Latrous a l’air de connaître son sujet, mais pas tant que ça : quand on sait que Jacquadit a été le chantre de toutes les dérégulations en France depuis l’ère Sarkozy, avec ses 300 propositions qui sont de l’uberisation avant l’heure, on se dit que le mec n’a pas peur du parjure. Heureusement qu’il n’est pas aux USA mais en France, pas devant une commission sénatoriale féroce mais devant une journaliste de BFM TV qui n’a pas de mémoire, ou pas de connaissances.
Quant aux élucubrations sur les complotistes et la démocratie qui n’existera plus sous Trump... On rappelle à ce socialiste-banquier qu’il a été de tous les gouvernements ou presque depuis 40 ans, en qualité de conseiller, évitant les coups en n’étant pas ministre, évitant aussi la réprobation populaire, c’est plus sage, hein.

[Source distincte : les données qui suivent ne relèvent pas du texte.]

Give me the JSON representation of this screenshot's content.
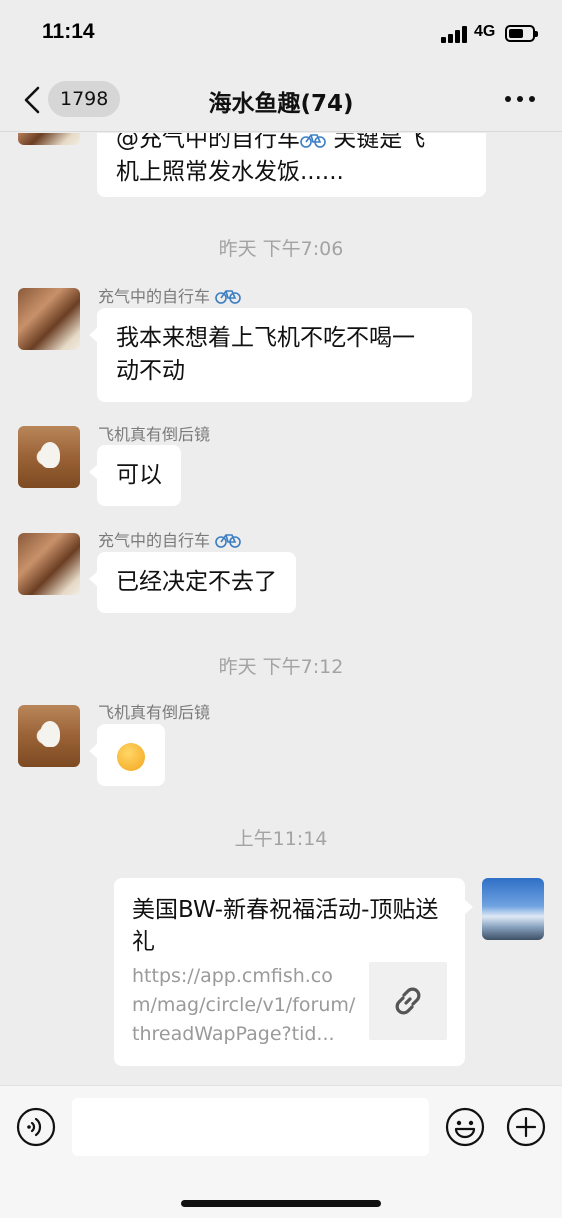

Jacquadit était par exemple conseiller de Mitterrand en 1981 lorsque les socialistes avaient tout pouvoir, sur la Chambre et bien sûr à Matignon et l’Élysée. A-t-il parlé de fin de la démocratie à l’époque ? Plus près de nous, le PS, encore lui, avait toutes les cartes en main en 2012 sous Hollande, un autre poulain d’Attali, avec en prime le Sénat. Bref, Jacquadit nous prend pour des cons.
La suite, c’est le cas allemand, avec son recul industriel, mais Jacquadit n’aborde pas la question énergétique russe – donc les sanctions suicidaires de l’Occident – et la responsabilité de Biden, évidemment, dans la guerre contre l’UE. Attali craint sans le dire un réveil nationaliste allemand, qui se profile aux élections de mars 2025, surtout avec la crise en cours. Un schéma à la 1929-1933. La solution, pour Jacquadit, c’est d’appliquer le rapport Draghi, soit le rapport Attali mais à l’échelle européenne.
Le moment rigolade, c’est quand Latrous propose que Macron incarne la résistance européenne à l’Amérique de Trump... Là, sa note est passée brutalement sous la moyenne. Vous êtes bien sur BFM TV, vous pouvez couper votre machine à désinformer.